L’article 24 du projet de loi prévoit de modifier les dispositions du code de l’environnement afin de créer des points de contacts pour les projets éoliens en mer situés en zone économique exclusive.
Les éoliennes en mer suscitent de vives critiques en raison de leurs impacts multiples et de leurs bénéfices discutables. D’un point de vue environnemental, ces installations perturbent gravement les écosystèmes marins. Les bruits générés lors des travaux de construction nuisent à la faune sous-marine, notamment les mammifères marins, tandis que les structures elles-mêmes altèrent les fonds marins et peuvent entraîner des collisions mortelles pour les oiseaux. Sur le plan économique, leur coût reste prohibitif : la mise en œuvre, le raccordement et la maintenance nécessitent des investissements considérables, largement financés par des subventions publiques, sans pour autant garantir une production fiable d’électricité en raison de son intermittence.
Ces projets portent également atteinte aux activités maritimes traditionnelles, comme la pêche, et à l’attractivité touristique des côtes françaises en raison d’impacts non négligeables sur les paysages. Enfin, leur contribution réelle à la lutte contre le changement climatique apparaît minime pour des pays comme la France, qui dispose déjà d’une énergie propre et décarbonée grâce à son parc nucléaire.

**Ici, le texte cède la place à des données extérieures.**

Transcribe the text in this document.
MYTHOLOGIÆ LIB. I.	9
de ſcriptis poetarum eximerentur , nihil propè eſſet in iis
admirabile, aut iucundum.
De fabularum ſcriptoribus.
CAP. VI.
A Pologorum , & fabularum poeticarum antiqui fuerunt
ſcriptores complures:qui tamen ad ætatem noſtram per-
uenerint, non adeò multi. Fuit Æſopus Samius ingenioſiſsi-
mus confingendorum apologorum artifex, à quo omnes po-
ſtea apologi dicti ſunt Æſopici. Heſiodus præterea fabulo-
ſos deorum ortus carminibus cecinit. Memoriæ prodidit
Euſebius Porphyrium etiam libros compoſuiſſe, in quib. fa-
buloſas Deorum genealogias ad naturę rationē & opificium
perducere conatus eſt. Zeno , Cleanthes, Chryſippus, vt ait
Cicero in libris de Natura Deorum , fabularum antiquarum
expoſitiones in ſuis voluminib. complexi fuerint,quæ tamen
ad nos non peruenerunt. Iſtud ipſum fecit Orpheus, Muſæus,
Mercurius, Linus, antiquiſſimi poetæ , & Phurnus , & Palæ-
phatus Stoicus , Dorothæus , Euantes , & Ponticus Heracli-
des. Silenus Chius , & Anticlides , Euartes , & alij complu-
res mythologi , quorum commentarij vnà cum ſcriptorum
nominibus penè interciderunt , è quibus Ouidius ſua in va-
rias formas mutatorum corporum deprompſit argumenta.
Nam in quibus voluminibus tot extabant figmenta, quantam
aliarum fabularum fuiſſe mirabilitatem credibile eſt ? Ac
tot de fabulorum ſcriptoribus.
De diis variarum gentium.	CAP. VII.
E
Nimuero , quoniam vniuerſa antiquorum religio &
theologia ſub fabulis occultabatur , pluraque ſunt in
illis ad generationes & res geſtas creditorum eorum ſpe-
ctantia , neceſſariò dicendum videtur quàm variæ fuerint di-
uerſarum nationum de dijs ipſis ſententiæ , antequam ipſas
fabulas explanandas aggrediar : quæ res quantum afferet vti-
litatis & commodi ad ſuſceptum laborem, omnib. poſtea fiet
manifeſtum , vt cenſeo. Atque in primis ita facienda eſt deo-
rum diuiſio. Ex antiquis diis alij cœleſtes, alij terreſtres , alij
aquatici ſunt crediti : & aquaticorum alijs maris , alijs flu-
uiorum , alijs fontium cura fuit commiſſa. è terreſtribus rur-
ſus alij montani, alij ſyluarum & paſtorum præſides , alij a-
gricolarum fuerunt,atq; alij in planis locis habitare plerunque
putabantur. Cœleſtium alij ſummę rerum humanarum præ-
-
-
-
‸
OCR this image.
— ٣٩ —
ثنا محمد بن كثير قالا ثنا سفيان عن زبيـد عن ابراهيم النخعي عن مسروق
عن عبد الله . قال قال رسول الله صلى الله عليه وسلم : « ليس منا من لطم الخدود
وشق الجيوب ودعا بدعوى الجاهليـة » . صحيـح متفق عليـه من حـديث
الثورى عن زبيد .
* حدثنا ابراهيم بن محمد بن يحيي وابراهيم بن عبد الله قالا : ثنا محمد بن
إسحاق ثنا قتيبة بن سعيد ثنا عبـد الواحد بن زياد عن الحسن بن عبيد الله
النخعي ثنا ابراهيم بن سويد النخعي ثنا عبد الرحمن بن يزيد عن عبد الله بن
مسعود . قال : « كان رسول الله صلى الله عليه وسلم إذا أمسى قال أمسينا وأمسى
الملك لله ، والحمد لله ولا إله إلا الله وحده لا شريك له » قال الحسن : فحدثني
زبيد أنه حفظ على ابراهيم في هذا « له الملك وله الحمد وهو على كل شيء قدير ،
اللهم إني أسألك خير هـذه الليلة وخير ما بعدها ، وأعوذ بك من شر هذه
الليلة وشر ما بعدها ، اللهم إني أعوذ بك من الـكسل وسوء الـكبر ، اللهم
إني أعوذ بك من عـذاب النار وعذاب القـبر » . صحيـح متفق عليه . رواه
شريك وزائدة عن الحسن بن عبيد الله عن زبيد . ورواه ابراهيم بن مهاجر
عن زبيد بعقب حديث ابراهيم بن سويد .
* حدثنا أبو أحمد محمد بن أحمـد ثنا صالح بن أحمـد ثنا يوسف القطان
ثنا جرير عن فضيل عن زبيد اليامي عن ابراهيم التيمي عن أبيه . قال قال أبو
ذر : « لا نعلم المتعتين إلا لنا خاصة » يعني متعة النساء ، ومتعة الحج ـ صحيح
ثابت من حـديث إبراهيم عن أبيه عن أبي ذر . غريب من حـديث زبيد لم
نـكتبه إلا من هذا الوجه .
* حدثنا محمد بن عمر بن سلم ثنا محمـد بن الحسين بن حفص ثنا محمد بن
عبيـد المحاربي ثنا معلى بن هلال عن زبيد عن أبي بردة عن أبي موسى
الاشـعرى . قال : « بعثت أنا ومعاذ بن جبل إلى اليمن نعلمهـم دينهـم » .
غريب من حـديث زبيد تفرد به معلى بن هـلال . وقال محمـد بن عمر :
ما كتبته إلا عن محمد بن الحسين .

Face à ces limites, le groupe Rassemblement national estime qu’il est imprudent de poursuivre le déploiement de l’éolien en mer sans une évaluation approfondie des impacts économiques, sociaux et environnementaux. Par cet amendement de suppression, nous affirmons la nécessité d’un moratoire immédiat sur ces projets, au bénéfice d’une planification énergétique mieux maîtrisée, plus efficace et davantage respectueuse de nos territoires et de leurs écosystèmes.